I particularly appreciated the explanation of NAT traversal around 8:04. Nice succinct explanation of something that always seemed a bit scary.

The explanation was good but I have a quip with treating video games as lesser. We were doing NAT punchthrough and other complex UDP NAT traversal well before STUN/TURN was an established thing.

That said most of it has centralized to so that there is an authoritative server to handle cheating which means that you can mostly get away with not needing a complex traversal these days. Some of the stuff in the early '00s did some pretty impressive things(ex: dynamic host migration when the hosting console would drop out).

Side note: Tailscale, like WireGuard itself, has problems in iOS with native IPv6 networks which use 464XLAT because WireGuard prefers the A record on a DNS request. This breaks when you're being proxied over an IPv6, and that proxy gets dropped. Then you don't receive notifications until the proxy is re-established.

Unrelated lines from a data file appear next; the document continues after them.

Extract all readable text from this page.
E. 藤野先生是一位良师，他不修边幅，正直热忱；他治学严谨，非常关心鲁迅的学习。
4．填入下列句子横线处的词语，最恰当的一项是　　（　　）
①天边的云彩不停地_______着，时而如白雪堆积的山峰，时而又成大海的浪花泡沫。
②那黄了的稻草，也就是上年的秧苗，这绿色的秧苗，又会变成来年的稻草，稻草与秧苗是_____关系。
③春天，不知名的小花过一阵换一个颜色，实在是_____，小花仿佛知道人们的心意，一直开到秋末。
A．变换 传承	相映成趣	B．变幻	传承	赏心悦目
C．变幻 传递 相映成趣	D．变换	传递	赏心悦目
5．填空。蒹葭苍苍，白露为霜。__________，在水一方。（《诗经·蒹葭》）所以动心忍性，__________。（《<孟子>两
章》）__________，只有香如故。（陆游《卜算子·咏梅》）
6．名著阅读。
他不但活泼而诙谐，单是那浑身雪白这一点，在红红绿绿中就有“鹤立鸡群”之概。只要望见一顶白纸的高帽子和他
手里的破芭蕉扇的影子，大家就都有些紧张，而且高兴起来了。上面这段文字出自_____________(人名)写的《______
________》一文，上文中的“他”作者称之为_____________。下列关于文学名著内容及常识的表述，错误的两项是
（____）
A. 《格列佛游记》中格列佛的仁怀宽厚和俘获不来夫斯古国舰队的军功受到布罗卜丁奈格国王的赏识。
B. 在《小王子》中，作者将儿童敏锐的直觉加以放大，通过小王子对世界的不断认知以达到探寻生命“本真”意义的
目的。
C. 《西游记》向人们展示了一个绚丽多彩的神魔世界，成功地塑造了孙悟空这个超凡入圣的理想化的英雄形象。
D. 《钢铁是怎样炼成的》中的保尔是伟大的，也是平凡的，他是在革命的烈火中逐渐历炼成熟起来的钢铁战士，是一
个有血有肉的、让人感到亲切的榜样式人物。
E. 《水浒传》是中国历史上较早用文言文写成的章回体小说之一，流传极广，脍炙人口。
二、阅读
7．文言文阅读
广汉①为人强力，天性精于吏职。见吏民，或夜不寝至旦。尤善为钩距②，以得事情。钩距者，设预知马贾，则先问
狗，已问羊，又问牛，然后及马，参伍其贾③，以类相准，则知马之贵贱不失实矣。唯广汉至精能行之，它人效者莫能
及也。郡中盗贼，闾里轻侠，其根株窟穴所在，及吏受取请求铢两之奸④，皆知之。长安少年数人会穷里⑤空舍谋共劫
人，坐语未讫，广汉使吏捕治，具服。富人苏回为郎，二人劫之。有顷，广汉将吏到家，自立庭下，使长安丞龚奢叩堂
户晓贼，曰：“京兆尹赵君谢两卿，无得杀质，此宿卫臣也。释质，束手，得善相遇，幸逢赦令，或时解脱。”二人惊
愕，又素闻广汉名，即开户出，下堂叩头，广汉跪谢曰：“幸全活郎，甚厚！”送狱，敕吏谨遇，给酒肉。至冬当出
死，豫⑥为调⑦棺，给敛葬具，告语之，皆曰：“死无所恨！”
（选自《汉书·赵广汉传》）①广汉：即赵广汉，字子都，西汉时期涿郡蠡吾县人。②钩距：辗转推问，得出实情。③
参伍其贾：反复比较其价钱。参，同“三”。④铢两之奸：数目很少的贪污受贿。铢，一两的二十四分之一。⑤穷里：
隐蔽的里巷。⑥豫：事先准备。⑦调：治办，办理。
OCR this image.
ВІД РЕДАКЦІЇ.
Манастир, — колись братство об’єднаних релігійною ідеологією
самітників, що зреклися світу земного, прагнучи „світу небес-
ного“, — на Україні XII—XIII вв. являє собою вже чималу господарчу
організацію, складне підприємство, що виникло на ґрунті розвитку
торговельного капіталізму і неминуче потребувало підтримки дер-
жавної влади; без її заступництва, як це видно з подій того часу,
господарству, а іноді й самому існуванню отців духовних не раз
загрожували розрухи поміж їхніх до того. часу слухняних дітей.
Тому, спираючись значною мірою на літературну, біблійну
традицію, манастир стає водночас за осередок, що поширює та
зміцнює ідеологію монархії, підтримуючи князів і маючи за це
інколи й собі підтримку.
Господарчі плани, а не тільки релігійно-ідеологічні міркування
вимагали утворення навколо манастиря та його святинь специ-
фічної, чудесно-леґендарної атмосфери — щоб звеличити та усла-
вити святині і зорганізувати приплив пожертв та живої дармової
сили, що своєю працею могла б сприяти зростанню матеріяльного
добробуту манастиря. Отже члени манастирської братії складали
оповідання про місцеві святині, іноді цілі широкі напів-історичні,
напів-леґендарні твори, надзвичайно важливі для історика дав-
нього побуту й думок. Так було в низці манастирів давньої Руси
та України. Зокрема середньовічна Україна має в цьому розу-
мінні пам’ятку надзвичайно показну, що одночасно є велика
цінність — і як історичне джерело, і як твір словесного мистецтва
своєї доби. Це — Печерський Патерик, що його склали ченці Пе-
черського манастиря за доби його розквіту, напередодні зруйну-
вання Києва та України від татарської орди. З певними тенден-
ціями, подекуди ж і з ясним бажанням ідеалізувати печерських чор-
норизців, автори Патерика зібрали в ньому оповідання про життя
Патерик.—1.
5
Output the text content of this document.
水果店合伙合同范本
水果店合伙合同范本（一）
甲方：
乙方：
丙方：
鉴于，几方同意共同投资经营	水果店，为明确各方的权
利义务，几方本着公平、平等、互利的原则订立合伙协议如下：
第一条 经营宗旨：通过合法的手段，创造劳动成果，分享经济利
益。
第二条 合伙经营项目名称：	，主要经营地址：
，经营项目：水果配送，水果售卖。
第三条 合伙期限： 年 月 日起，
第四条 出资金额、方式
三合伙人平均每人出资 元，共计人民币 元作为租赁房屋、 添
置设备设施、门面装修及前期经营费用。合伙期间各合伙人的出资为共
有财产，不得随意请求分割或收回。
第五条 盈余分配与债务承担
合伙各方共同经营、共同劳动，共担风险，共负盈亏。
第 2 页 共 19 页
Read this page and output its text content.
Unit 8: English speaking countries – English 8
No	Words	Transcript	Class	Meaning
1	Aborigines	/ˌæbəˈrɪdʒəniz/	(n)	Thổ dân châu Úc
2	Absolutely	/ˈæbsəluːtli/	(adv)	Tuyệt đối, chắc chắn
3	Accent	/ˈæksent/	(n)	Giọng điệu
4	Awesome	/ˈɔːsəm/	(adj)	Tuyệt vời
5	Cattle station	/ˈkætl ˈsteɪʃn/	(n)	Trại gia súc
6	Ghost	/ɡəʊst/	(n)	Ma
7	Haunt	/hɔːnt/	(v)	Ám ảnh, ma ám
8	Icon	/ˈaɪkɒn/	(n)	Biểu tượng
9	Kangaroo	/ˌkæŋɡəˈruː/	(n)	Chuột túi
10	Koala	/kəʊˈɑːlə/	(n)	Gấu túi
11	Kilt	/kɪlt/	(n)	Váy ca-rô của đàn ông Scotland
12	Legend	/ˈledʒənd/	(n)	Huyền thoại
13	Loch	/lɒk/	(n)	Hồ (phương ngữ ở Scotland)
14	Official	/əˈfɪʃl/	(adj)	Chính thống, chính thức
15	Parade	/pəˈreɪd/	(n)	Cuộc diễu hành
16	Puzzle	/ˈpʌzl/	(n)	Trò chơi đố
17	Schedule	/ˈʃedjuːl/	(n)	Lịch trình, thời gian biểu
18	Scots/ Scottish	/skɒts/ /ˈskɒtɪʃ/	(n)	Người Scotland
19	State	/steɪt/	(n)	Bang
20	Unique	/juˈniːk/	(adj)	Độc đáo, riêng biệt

(Interviewee here) WireGuard itself barely touches DNS, and tailscale as far as I know doesn’t have any code that would change how your external DNS resolution works. What you’re seeing might be a misdiagnosis. If you email tailscale support we’ll be happy to help figure out what happened and if it’s a bug.

Is there any way to make wireguard behave differently in this scenario?

Yea. There is code which does the DNS request. If it returns an AAAA prefer that.

> The nice thing about starting a software company is you can amortize the cost of making this one thing better across all of the paying customers.

On the economies of scale of software at about minute 42.